Professor Becher is currently revising her dissertation, Valuing Property: Eminent Domain for Urban Redevelopment, Philadelphia 1992-2007, for publication as a book about legitimacy of government investment in private markets. The exceptional act of taking property exposes a moral code operating in many other situations. This moral code of real property, which attempts to match returns to investments, guides individual and organizational action in the contemporary urban United States, but it is not yet described by legal, political, and economic scholarship. This project reveals how institutions and individuals employ this code to resolve tensions between public and private interests.

In the first comprehensive study of a city’s eminent-domain acquisitions, Debbie explores which properties the city pursues for private redevelopment and how stakeholders decide that government actions are either a use or abuse of power.
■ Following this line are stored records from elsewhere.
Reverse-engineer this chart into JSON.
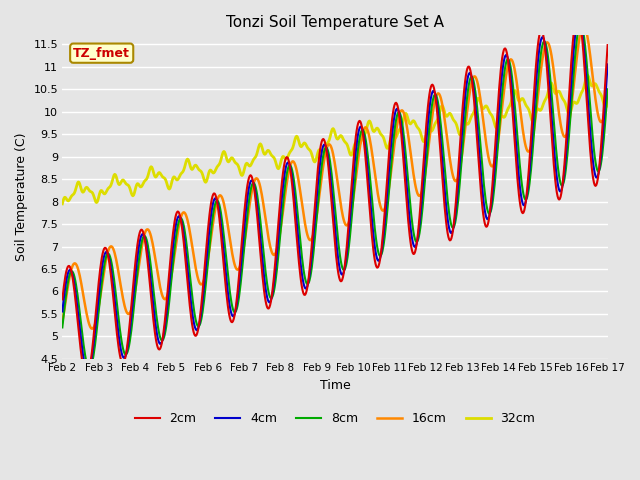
{
  "title": "Tonzi Soil Temperature Set A",
  "xlabel": "Time",
  "ylabel": "Soil Temperature (C)",
  "ylim": [
    4.5,
    11.7
  ],
  "plot_bg_color": "#e5e5e5",
  "annotation_text": "TZ_fmet",
  "annotation_color": "#cc0000",
  "annotation_bg": "#ffffcc",
  "annotation_border": "#aa8800",
  "series_order": [
    "2cm",
    "4cm",
    "8cm",
    "16cm",
    "32cm"
  ],
  "series": {
    "2cm": {
      "color": "#dd0000",
      "lw": 1.5
    },
    "4cm": {
      "color": "#0000cc",
      "lw": 1.5
    },
    "8cm": {
      "color": "#00aa00",
      "lw": 1.5
    },
    "16cm": {
      "color": "#ff8800",
      "lw": 1.8
    },
    "32cm": {
      "color": "#dddd00",
      "lw": 2.0
    }
  },
  "xtick_labels": [
    "Feb 2",
    "Feb 3",
    "Feb 4",
    "Feb 5",
    "Feb 6",
    "Feb 7",
    "Feb 8",
    "Feb 9",
    "Feb 10",
    "Feb 11",
    "Feb 12",
    "Feb 13",
    "Feb 14",
    "Feb 15",
    "Feb 16",
    "Feb 17"
  ],
  "ytick_vals": [
    4.5,
    5.0,
    5.5,
    6.0,
    6.5,
    7.0,
    7.5,
    8.0,
    8.5,
    9.0,
    9.5,
    10.0,
    10.5,
    11.0,
    11.5
  ],
  "legend_entries": [
    "2cm",
    "4cm",
    "8cm",
    "16cm",
    "32cm"
  ],
  "legend_colors": [
    "#dd0000",
    "#0000cc",
    "#00aa00",
    "#ff8800",
    "#dddd00"
  ]
}
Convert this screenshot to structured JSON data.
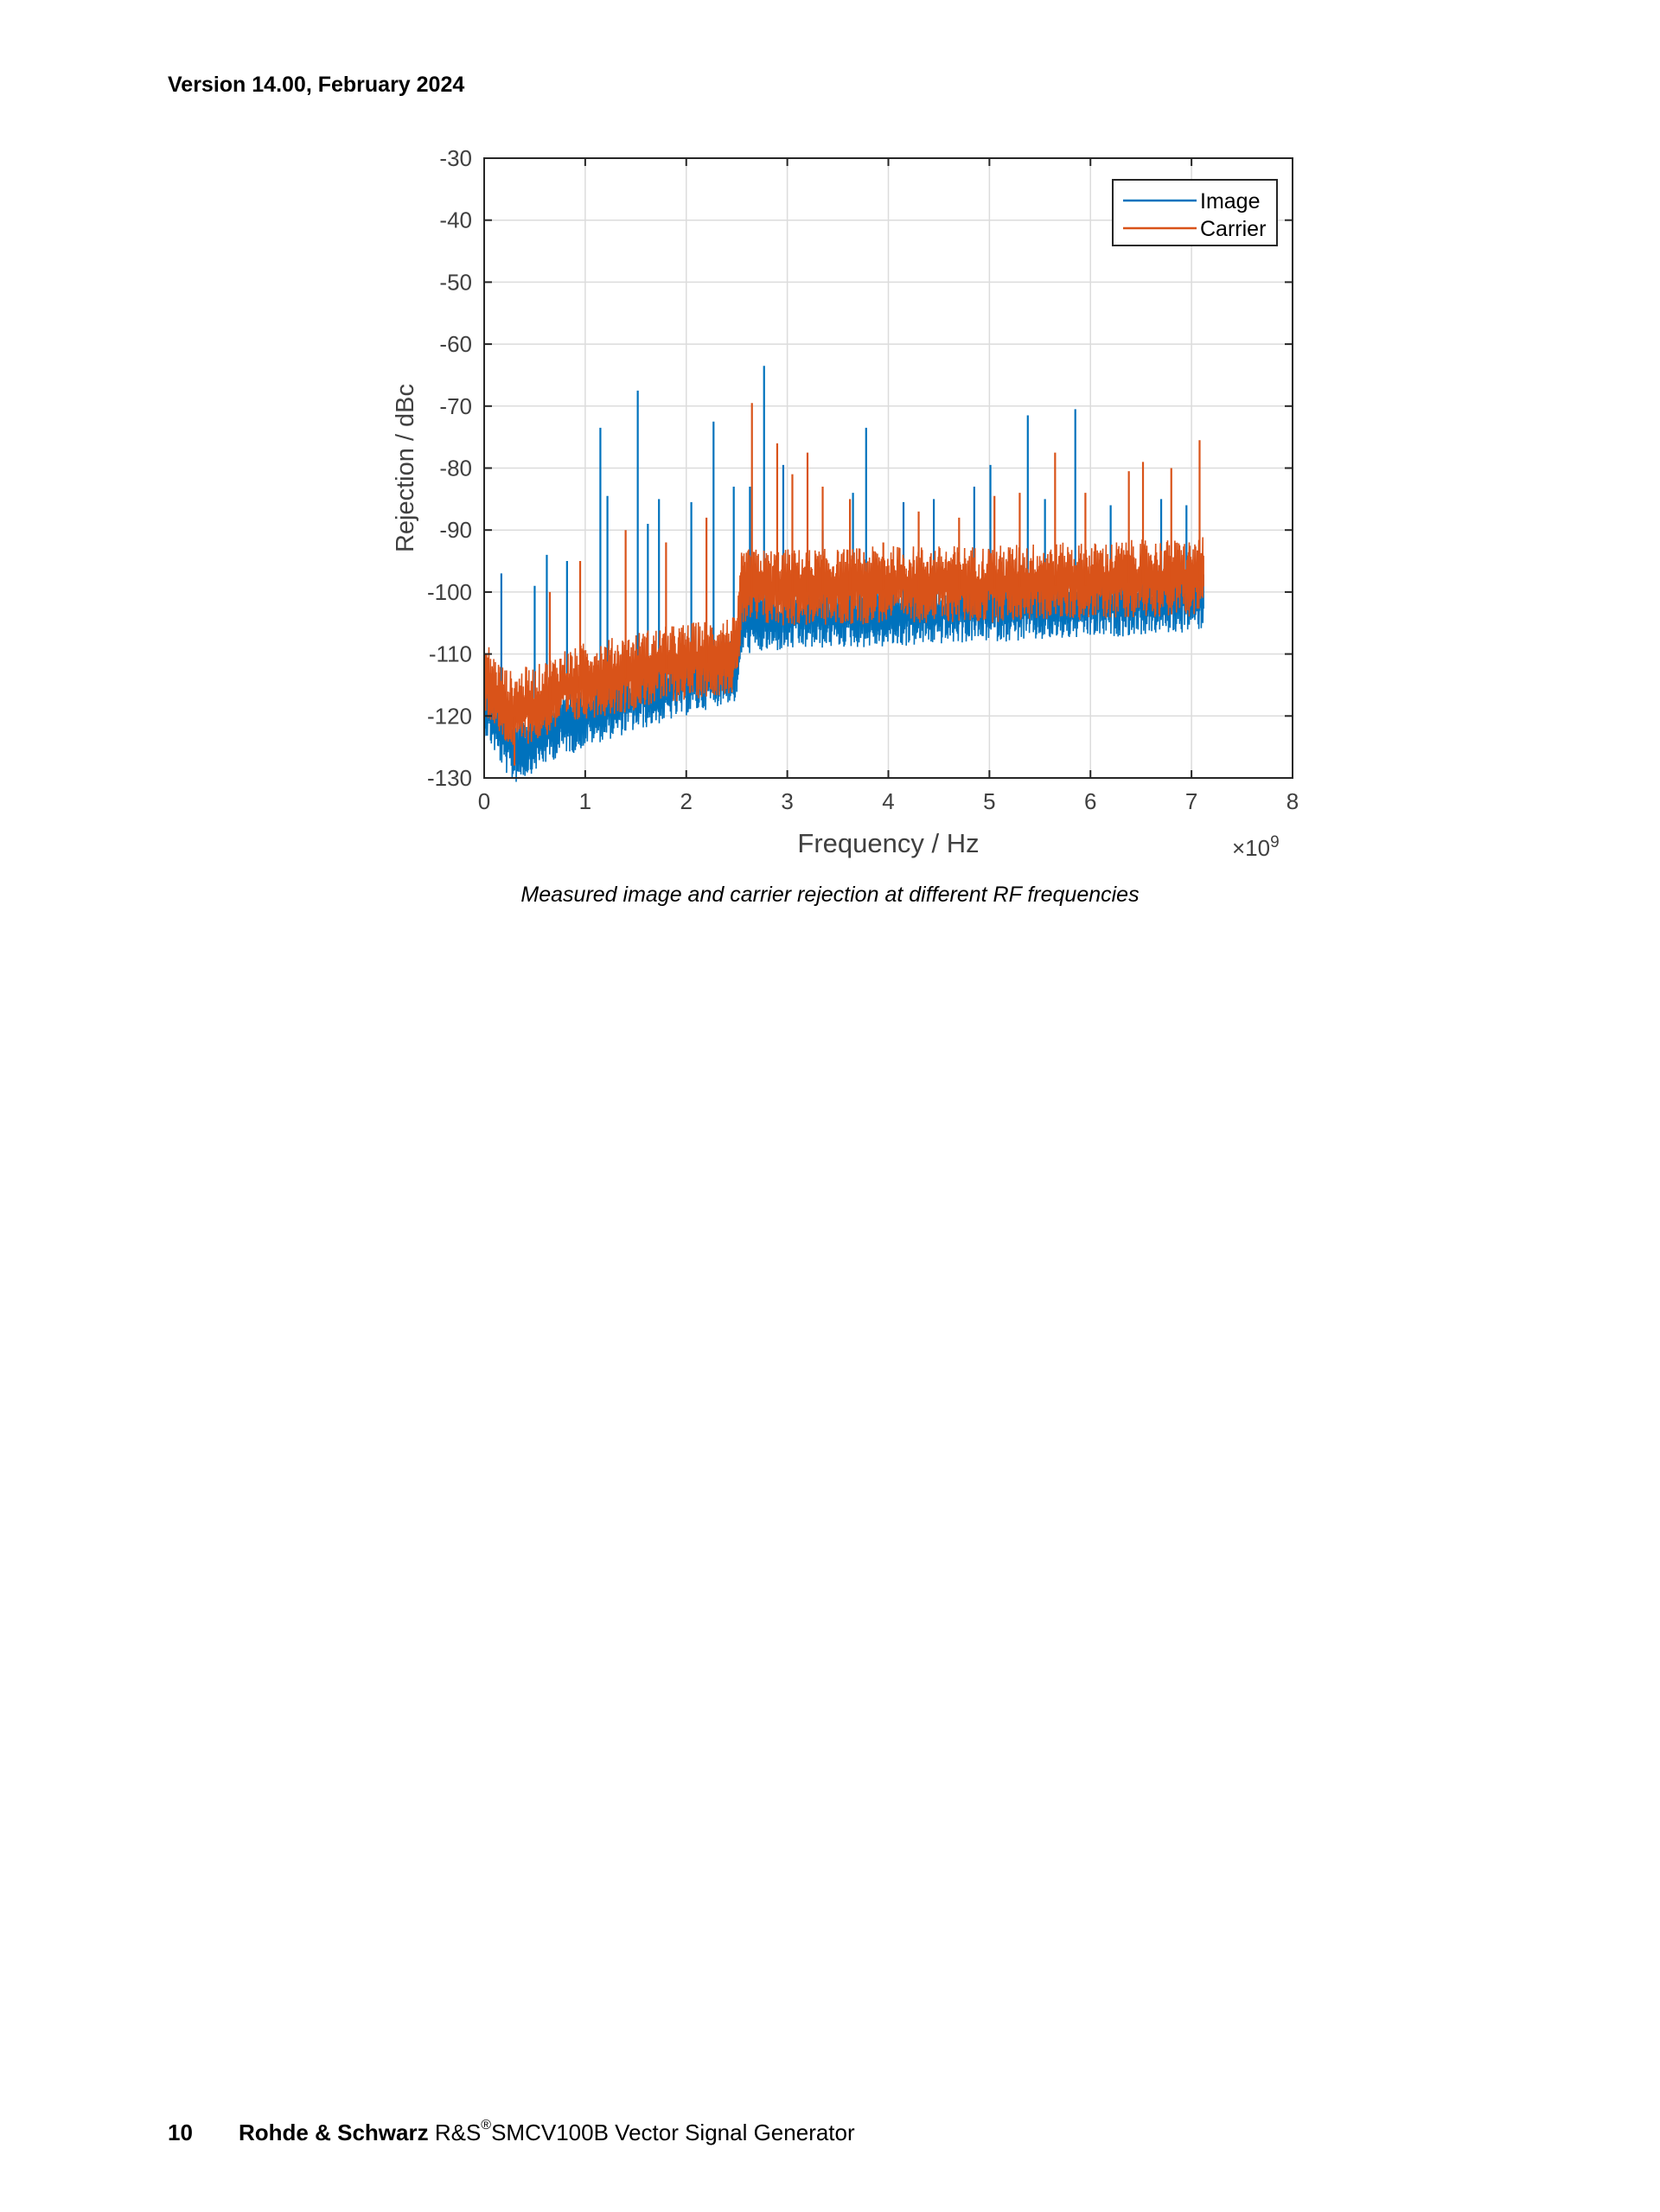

A quantitative overview of citywide practice combines originally collected data on eminent domain with City of Philadelphia and U.S. Census data on properties and neighborhoods, showing that eminent domain has been largely uncontroversial though fairly common (approximately 7,000 properties and 400 development projects pursued from 1992 to 2007). Case studies of two controversial development projects probe more deeply into the porous and shifting boundary between desirable and undesirable government action. Readers follow these projects through planning and implementation, with evidence from public records, documents on file in offices of the Mayor and the Redevelopment Authority, and interviews with residents, business owners, community leaders, government representatives, attorneys, and appraisers. Though in moments of conflict those opposing eminent domain employ an idea of property security as possession (“what’s mine is mine and what’s your is yours”), more flexible approaches to property governance are more common.

Property-governing institutions enforce a moral code trying to value and reward property investment – including emotional, financial, temporal, and cognitive investment. Written rules, public claims, and individual practices aim to ensure that the social environment provides returns to investments of all kinds in a fairly equitable manner. Dissatisfaction and claims of public wrongs arise not when or because government threatens property titles. They arise instead when property-governing institutions fail to meet the task of enforcing this more complex and evasive moral code. The accounts in this book explore specifically how problems related to uncertainty and communications cause these institutional failures that emerge in public discourse as violations of property security as possession.